LintasWarganet.com – 04 Juli 2026 | Bupati Langkat, Syah Afandin, terjerat dalam skandal korupsi yang melibatkan miliaran rupiah dari suap dan gratifikasi. Siasat licik Bupati Langkat Syah Afandin raup miliaran dari suap dan gratifikasi, manfaatkan sopir untuk menjalankan aksinya. Dalam sebuah operasi tangkap tangan (OTT) yang dilakukan oleh Komisi Pemberantasan Korupsi (KPK) pada 3 Juli 2026, Afandin ditetapkan sebagai tersangka bersama beberapa orang lainnya.
Kejadian ini bermula ketika KPK menerima laporan tentang adanya kesepakatan jahat antara pihak birokrasi dan swasta. Setelah melakukan penyelidikan, KPK menemukan bahwa Syah Afandin meminta fee proyek sebesar 10 persen dari Dinas Pendidikan dan 17 persen dari Dinas Perumahan Rakyat dan Kawasan Permukiman (Disperkim) di Kabupaten Langkat. Dari proyek-proyek tersebut, total fee yang diharapkan mencapai sekitar Rp1,1 miliar.

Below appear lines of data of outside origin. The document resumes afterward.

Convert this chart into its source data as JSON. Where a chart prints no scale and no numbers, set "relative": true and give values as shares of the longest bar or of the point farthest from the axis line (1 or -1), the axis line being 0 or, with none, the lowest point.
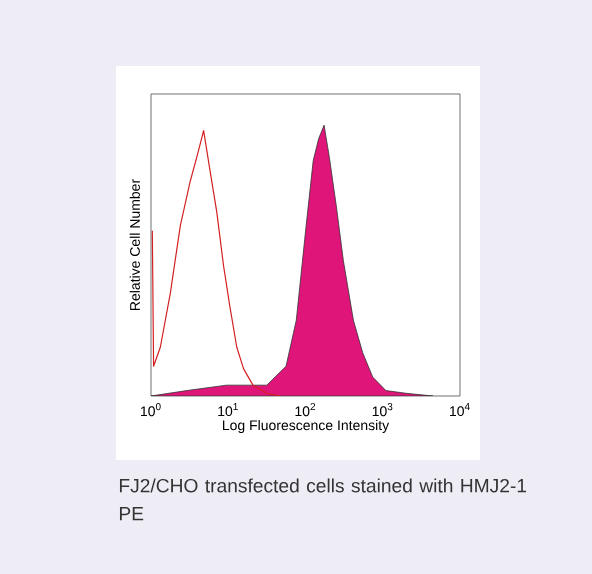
{
  "chart_data": {
    "type": "area",
    "relative": true,
    "xlabel": "Log Fluorescence Intensity",
    "ylabel": "Relative Cell Number",
    "log": "x",
    "xlim": [
      1,
      10000
    ],
    "xticks": [
      {
        "value": 1,
        "label": "10$^{0}$"
      },
      {
        "value": 10,
        "label": "10$^{1}$"
      },
      {
        "value": 100,
        "label": "10$^{2}$"
      },
      {
        "value": 1000,
        "label": "10$^{3}$"
      },
      {
        "value": 10000,
        "label": "10$^{4}$"
      }
    ],
    "grid": false,
    "series": [
      {
        "type": "line",
        "color": "#d42020",
        "x": [
          1.04,
          1.08,
          1.32,
          1.78,
          2.4,
          3.2,
          3.9,
          4.8,
          5.9,
          7.1,
          8.7,
          10.5,
          12.9,
          15.8,
          20.9,
          31.6,
          46.8
        ],
        "values": [
          0.61,
          0.11,
          0.18,
          0.38,
          0.63,
          0.79,
          0.88,
          0.98,
          0.82,
          0.68,
          0.48,
          0.33,
          0.18,
          0.1,
          0.04,
          0.01,
          0
        ]
      },
      {
        "color": "#e0157a",
        "x": [
          1,
          2.9,
          9.5,
          31.6,
          56,
          76,
          102,
          126,
          148,
          174,
          204,
          251,
          309,
          417,
          550,
          741,
          1100,
          2000,
          4470
        ],
        "values": [
          0,
          0.02,
          0.04,
          0.04,
          0.11,
          0.28,
          0.63,
          0.87,
          0.95,
          1.0,
          0.88,
          0.7,
          0.5,
          0.28,
          0.16,
          0.07,
          0.02,
          0.01,
          0
        ]
      }
    ],
    "annotations": [
      "FJ2/CHO transfected cells stained with HMJ2-1 PE"
    ]
  }
}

Dalam penangkapan tersebut, KPK mengamankan sejumlah barang bukti, termasuk uang tunai sebesar Rp100 juta yang ditemukan di bawah jok mobil sopir Afandin. Uang tersebut adalah bagian dari komitmen fee yang diminta oleh bupati kepada pihak swasta, yaitu Yaqub Abdhal Al Mu’arif, yang juga merupakan mantan tim suksesnya dalam Pilkada 2024.

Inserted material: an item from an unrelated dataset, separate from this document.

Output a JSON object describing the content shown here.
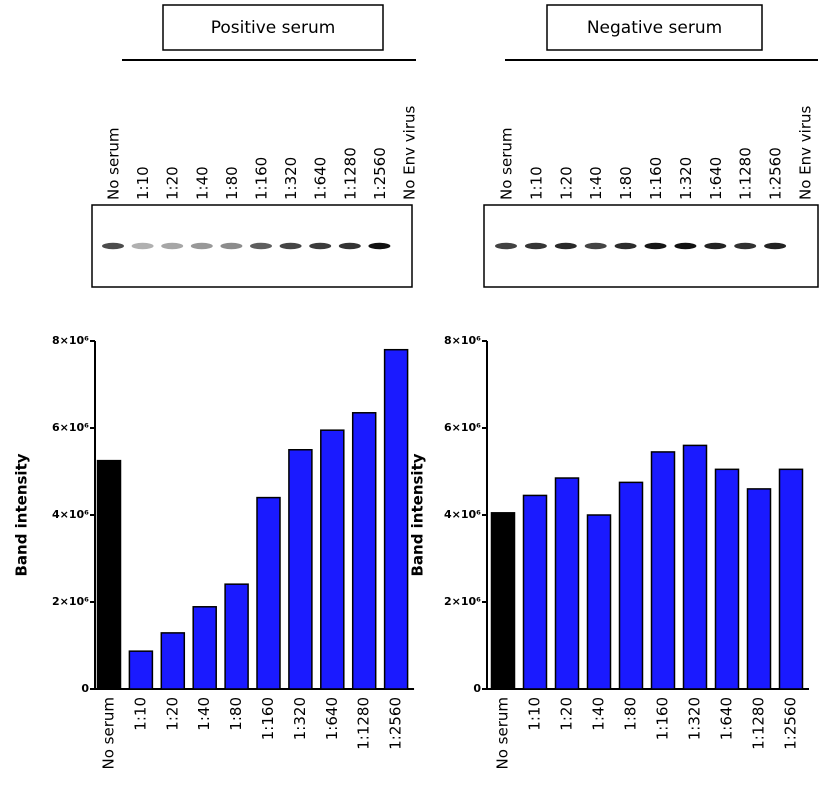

Selama periode 2025-2026, Syah Afandin dan Yaqub diduga telah menguasai total 80 paket proyek di Dinas Pendidikan senilai Rp9,5 miliar dan lima paket proyek di Disperkim senilai Rp748 juta. Dari proyek-proyek tersebut, Syah Afandin diduga telah menerima suap hingga Rp4,3 miliar, termasuk uang terkait mutasi jabatan serta pengadaan seragam siswa SD.
Dalam penggeledahan yang dilakukan, KPK juga menemukan sejumlah aset lainnya yang diduga merupakan hasil dari praktik korupsi yang dijalankan oleh bupati. Temuan ini menunjukkan betapa besarnya aliran dana ilegal yang mengalir ke kantong Syah Afandin, yang selama ini dipercaya untuk memimpin dan melayani masyarakat.
Kasus ini tidak hanya mengungkap siasat licik Bupati Langkat Syah Afandin raup miliaran dari suap dan gratifikasi, manfaatkan sopir sebagai alat untuk menyalurkan uang, tetapi juga menjadi contoh nyata tentang bagaimana korupsi merusak tatanan pemerintahan daerah. Penanganan kasus ini diharapkan menjadi pelajaran bagi para pejabat publik lainnya untuk tidak terlibat dalam praktik-praktik yang merugikan negara dan masyarakat.
Di tengah sorotan publik yang semakin tajam, banyak pihak berharap KPK akan terus menjalankan tugasnya untuk memberantas korupsi hingga ke akar-akarnya. Dengan adanya penangkapan ini, diharapkan ada efek jera bagi pejabat lain untuk tidak melakukan tindakan serupa di masa mendatang.